Das Baustoffspendenzentrum ist ein gelungenes Beispiel dafür, dass – entgegen häufiger Kritik in sozialen Netzwerken – die Gelder von Spendenaktionen wie „Deutschland hilft“ ankommen und Betroffenen direkt helfen – nicht nur materiell: „Das Zentrum dient auch dem Austausch der Menschen, bis hin zu weiteren Projekten wie der Trauma-Beratung, an die wir besonders Betroffene vermitteln“, so Uhle. Auch er sieht daher weiter einen hohen Bedarf an Unterstützung und verweist auf weitere Hilfsangebote, wie „Beratungen durch Ingenieure oder die Stromkosten-Pauschale für Einsatzzeiten von Trocknungsgeräten.“ Zum Thema Spendengelder fügte Jörg Breetzmann hinzu: „Wir haben als Stadt Erftstadt unmittelbar nach dem Ereignis rund 780.000 Euro Handgeld an Betroffene verteilt und letztlich rund 8,5 Millionen Euro vom Spenden-Konto der Stadt komplett weitergegeben.“ Und doch: „Wenn man die Aufarbeitung der Schäden der Flutkatastrophe als Marathon sieht, dann stehen wir noch ziemlich am Anfang. Alleine die Stadt verzeichnete Schäden in Höhe von 75 Millionen Euro. Da sind die Autobahnen, der Öffentliche Personen-Nahverkehr oder das Krankenhaus gar nicht dabei.“ Für Breetzmann ist klar: „Das wird uns noch 5 bis 10 Jahre beschäftigen.“
„Müssen wieder besser für Krisen gerüstet sein
Auch Gregor Golland sieht noch eine Mammutaufgabe, denn: „Wir haben seit den 90er Jahren unseren Zivil- und Katastrophenschutz massiv abgebaut. Wir müssen wieder besser für Krisen gerüstet sein. Auch Präventionsmaßnahmen werden Geld kosten, sind aber notwendig! So wird im Rhein-Erft-Kreis zum Beispiel ein eigenes Amt für Katastrophenschutz auf den Weg gebracht.“ Für alle Betroffenen gelte, so der Landratsabgeordnete: „Es gibt die finanzielle Hilfe vom Staat, scheuen Sie sich nicht, diese zu beantragen - auch wenn es dauert. In einem Rechtsstaat muss auch geprüft werden, und es ist eine große Flut an Anträgen“, erklärte Golland mit Blick auf öffentliche Kritik und versprach im Zweifel auch Hilfe.

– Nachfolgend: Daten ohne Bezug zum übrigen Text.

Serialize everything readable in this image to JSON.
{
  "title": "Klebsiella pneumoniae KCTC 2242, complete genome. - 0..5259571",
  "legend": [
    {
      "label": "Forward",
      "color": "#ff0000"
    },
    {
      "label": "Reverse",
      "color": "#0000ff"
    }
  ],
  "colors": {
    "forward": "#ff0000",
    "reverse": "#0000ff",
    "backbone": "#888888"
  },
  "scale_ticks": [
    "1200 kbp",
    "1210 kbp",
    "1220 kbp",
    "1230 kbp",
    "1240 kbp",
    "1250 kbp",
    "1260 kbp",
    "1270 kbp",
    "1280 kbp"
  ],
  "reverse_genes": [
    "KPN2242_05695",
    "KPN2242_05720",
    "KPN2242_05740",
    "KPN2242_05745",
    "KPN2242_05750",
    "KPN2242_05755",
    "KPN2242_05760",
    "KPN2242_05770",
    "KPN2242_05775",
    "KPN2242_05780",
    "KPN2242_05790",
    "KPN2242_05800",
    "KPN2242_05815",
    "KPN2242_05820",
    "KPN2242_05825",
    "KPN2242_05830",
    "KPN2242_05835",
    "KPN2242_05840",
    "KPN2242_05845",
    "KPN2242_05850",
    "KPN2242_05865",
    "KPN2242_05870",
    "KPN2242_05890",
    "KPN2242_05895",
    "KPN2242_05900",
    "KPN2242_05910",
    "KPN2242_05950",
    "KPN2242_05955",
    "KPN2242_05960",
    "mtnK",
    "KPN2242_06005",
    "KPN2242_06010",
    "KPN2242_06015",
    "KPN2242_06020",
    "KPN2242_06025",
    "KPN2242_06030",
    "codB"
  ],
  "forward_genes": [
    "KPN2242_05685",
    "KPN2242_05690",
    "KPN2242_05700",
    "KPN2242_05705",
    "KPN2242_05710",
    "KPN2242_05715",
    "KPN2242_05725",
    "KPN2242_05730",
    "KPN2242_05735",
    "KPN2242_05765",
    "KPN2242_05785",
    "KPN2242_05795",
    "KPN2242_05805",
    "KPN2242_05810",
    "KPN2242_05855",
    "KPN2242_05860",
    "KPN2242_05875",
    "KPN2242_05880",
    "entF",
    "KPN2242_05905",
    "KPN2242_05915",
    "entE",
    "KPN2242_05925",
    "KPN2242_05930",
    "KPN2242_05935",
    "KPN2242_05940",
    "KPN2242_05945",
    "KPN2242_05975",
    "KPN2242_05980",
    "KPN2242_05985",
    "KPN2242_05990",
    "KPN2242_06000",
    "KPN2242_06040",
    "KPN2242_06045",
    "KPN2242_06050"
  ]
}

Anlaufstelle für Betroffene aus allen Regionen
Ob Baumaterial, wertvolle Informationen und Beratungen, das Baustoffspendenzentrum NRW dient bescheinigt Betroffenen als Anlaufstelle - ebenso wie Spendern und Sponsoren aller Art. Infos rund um das Zentrum sind direkt per Hotline unter 0170/ 6593461 zu erfragen.
Und so waren sich am Ende alle Versammelten einig: Es bleibt noch viel zu tun, beim Wiederaufbau und Lehren ziehen für die Zukunft.